I don't give a $#%^ what the market does, today, tomorrow, the next day, next month or next year. I took profits on most of the positions I started at the market bottom in late 2008, and now I'm sitting on postions in several great companies and a few big dividend yielders, so what the market does short and middle term means nothing to me. My stocks will either go up and make me money, or they'll stay flat or go down, and I'll spend the next few months or even the next two years adding more on the cheap and reinvesting dividends. I have no fear whatsoever that my stocks will not go up in value substantially over the long term.
Smart and thats me also. Think long term. Buy when the market is down, do nothing when the stocks are up and when you need/want the money, you sell some shares, its that simple.

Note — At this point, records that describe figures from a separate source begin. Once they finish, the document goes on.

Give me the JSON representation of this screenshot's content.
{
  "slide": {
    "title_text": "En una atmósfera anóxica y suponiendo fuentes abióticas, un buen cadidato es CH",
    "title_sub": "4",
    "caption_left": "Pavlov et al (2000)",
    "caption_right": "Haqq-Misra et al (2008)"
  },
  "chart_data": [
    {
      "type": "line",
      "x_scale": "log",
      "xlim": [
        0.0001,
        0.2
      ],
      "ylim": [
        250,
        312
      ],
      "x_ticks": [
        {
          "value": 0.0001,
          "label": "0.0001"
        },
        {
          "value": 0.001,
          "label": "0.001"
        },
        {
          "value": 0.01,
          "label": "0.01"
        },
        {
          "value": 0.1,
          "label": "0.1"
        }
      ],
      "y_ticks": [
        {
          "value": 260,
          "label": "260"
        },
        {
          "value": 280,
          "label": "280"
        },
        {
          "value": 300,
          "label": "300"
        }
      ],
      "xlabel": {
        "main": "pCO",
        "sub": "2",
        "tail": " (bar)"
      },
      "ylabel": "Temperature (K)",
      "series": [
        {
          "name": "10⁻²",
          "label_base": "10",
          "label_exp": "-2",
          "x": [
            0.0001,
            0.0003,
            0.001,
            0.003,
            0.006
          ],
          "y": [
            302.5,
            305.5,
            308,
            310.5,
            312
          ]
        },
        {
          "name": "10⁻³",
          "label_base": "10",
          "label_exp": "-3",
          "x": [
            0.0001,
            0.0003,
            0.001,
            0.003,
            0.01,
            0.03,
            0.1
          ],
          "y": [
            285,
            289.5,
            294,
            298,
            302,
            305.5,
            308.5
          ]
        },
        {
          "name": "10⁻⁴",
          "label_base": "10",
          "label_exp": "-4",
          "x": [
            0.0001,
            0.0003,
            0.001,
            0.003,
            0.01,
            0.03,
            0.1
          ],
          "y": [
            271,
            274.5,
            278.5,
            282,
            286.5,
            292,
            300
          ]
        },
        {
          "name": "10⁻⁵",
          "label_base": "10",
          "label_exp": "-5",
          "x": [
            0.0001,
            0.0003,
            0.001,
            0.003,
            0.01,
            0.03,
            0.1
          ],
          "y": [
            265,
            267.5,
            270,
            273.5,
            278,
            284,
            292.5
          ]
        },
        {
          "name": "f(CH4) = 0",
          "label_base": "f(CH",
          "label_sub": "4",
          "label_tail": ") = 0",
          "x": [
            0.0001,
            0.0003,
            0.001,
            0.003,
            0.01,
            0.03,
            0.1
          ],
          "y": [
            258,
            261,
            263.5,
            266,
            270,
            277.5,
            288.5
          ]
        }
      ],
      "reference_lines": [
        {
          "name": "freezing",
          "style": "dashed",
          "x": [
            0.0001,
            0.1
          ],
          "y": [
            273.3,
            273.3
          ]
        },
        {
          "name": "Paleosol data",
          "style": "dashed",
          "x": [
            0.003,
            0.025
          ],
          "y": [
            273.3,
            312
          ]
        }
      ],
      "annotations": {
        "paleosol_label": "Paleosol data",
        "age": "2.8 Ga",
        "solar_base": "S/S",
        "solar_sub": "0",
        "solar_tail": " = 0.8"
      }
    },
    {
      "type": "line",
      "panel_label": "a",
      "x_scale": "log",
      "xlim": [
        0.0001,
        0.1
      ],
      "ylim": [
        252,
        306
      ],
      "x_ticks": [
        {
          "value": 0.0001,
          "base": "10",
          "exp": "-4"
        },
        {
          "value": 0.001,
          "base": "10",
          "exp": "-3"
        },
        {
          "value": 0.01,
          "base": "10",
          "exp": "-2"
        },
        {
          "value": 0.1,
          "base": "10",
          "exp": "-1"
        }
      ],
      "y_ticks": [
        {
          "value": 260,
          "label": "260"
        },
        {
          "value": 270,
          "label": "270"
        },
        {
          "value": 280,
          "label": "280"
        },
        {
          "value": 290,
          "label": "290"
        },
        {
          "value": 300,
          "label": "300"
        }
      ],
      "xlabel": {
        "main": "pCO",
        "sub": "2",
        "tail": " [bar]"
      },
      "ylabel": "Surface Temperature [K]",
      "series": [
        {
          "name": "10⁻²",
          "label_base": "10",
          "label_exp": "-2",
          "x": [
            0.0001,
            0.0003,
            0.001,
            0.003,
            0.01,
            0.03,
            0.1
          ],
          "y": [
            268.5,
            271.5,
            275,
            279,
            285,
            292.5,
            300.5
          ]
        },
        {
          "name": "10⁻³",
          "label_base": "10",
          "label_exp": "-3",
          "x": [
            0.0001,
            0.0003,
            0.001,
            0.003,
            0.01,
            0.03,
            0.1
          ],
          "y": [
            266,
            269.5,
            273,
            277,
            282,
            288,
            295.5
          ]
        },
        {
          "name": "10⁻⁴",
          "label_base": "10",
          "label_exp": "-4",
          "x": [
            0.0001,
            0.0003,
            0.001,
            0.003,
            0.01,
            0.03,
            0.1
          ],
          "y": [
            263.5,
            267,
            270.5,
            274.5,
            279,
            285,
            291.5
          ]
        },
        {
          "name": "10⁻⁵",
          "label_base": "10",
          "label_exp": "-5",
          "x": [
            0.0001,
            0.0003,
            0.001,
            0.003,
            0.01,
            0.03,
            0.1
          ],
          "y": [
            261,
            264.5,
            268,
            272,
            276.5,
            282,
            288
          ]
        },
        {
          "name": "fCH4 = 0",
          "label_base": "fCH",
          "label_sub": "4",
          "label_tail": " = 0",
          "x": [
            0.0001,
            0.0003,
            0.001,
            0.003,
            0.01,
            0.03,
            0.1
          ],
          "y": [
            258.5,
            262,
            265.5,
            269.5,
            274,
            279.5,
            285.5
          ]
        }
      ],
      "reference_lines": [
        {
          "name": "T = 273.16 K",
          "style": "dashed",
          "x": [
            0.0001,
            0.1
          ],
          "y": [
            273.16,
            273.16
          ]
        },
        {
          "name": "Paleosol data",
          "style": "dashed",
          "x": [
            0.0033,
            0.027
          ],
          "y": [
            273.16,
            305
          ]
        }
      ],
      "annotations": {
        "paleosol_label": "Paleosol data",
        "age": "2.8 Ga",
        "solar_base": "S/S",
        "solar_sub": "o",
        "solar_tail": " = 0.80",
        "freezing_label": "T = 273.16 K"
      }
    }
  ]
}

Nope, no BP. I'm long on BAC, BRK-B and XOM, (which I'll be adding to) plus AGNC and IGD for their dividends. The only change I've been considering is BAC, because of the long term affects of this idiotic financial reform bill coming out of Congress. I've been looking at several Canadian banks (BMO, TD, CM and BNS) as possible replacements for BAC, as they are all strong healthy banks that are off of their recent highs and pay solid dividends.
I am retiring this month and will finally have time to look closer at my investment portifilos and see if I could find some spare funds to buy a few good stocks, does anyone have leads?
AT&T and Pfizer have great dividends! AT&T yields at 6.92% and Pfizer at 5.09% (<---- at this moment; we all know that could change.)
Although I would recommend mutual funds, bonds, or annuities. They tend to be less aggressive, especially annuities.